Ignoring outside opinions on social media is also a good idea, and many of the biggest wins have come when online consensus has veered in the other direction.

4. Focus on the price - not the indicator

Your account balance and profit and loss ratio will be based on the price, that's all. None of the columns on your P&L table are for volume, RSI or any other indicator, but only for price * volume.

Focus on price, price trend, and moving average (which is a calculation based on actual closing price. If price is making higher highs and lower lows in the time frame choose, it will be trending. Higher highs and lower lows suggest a downtrend If price breaks above or below an important level, that could also send me a signal.

What  don't want to do is stare at an indicator that says the price is wrong and the indicator is right. One can always catch the "golden moment" that an indicator "points", but it is more likely to be a coincidence than a winning strategy in the long run.

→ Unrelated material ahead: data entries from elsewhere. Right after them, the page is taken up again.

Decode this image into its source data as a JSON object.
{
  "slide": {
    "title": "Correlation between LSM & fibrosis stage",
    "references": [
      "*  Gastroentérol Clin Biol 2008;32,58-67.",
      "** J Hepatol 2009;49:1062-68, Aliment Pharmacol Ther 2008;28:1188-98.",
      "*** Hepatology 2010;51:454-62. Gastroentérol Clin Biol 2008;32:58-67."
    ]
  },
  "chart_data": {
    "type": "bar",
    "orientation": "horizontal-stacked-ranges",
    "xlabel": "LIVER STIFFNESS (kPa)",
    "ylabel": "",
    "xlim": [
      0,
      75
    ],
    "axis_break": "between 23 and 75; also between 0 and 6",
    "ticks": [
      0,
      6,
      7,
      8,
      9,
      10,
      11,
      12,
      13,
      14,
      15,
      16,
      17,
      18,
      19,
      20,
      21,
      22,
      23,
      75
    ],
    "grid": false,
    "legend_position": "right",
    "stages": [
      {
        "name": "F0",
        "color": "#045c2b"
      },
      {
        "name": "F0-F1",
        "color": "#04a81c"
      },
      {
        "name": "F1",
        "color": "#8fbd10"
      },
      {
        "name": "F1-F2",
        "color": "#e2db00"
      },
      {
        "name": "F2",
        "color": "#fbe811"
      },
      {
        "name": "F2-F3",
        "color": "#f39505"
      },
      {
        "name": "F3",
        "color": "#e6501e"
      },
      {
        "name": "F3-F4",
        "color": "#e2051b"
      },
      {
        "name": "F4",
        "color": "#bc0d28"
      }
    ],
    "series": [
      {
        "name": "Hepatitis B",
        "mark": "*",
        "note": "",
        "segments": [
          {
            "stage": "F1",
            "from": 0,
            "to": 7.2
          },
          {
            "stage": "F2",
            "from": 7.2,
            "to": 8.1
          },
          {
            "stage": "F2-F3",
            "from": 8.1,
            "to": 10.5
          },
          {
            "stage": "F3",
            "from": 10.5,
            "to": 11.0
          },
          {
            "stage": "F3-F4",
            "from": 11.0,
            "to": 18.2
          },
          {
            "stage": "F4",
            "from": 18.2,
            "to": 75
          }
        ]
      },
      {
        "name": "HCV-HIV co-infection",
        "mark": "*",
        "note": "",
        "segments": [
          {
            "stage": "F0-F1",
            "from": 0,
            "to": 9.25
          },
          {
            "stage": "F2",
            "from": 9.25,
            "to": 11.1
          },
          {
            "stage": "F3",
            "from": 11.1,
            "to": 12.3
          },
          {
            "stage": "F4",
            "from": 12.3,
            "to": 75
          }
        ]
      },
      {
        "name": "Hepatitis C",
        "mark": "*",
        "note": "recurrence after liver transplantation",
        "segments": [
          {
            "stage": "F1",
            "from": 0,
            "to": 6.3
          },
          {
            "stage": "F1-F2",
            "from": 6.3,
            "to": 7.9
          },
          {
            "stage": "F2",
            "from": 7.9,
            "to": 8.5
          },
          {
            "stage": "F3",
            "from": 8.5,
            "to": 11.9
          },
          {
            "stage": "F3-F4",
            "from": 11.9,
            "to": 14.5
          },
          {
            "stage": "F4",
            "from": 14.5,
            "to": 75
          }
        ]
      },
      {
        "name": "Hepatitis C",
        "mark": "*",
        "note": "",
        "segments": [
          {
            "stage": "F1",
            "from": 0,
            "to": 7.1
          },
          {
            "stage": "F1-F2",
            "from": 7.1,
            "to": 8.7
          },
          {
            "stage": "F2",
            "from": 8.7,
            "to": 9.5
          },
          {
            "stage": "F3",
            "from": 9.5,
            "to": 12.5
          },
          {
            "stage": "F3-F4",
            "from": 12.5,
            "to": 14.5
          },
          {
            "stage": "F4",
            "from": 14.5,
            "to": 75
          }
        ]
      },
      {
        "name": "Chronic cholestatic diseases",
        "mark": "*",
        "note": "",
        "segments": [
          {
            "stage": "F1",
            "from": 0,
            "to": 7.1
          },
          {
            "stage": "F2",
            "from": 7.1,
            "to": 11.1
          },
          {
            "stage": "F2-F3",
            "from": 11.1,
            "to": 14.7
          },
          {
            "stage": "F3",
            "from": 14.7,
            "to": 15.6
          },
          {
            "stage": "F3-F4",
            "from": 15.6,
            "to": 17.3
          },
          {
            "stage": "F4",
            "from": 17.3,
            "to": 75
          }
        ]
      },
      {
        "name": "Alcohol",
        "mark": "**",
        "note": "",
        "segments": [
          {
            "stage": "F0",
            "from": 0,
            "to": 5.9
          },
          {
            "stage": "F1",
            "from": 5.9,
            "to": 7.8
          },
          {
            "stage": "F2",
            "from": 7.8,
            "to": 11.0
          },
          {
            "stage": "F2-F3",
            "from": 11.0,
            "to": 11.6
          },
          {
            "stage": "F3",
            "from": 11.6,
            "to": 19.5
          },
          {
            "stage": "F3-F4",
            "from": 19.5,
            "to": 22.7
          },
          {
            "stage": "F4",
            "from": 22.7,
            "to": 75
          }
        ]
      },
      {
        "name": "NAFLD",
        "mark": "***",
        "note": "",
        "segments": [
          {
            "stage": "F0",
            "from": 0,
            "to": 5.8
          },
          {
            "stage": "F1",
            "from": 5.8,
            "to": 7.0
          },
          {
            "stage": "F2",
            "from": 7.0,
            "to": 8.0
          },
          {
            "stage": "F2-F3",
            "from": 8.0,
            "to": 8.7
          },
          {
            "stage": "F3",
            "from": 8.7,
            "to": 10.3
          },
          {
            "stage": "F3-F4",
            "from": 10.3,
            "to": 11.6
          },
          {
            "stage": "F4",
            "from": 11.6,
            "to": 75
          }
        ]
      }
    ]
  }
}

5. A little less, a little full

Most traders and investors complicate matters and confuse things by looking at them too much. Significantly improved results when reducing everything:
  • Fewer positions - Focus on the best trading ideas.
  • Smaller Positions - To get the right size and not try to get rich with just one trade. At the same time, this is also to prevent swinging when there is volatility, as it can happen at any time.
  • Fewer charts to observe.
  • The indicators are not cluttered and the noise signal on the chart is also less.
  • Fewer watch lists.
  • Smaller watchlists to track fewer assets.
  • View news more selectively.
  • Do not over-analyze every position.
6. Risk management with pre-planned positions

If you have a process that tells you where to enter and stop loss 12% of the entry point, stick to the plan and let the position do the work.

There will probably be some positions that work, some that don't, but the stop loss is here to help you manage risk and also relieve emotional pressure. Learning how to automate the process and reduce over-analyzing every day will dramatically increase your trading performance as well as your mental state.

7. Research who has more experience and better results

Constantly studying the best traders and investors of our time. Found that by studying all of Jack Schwager's "Market Wizards" books it was possible to gain a deeper understanding of how legends think and manage their money - Paul Tudor Jones, Stanley Druckenmiller, George Soros, Bruce Kovner, and other self-made billionaires.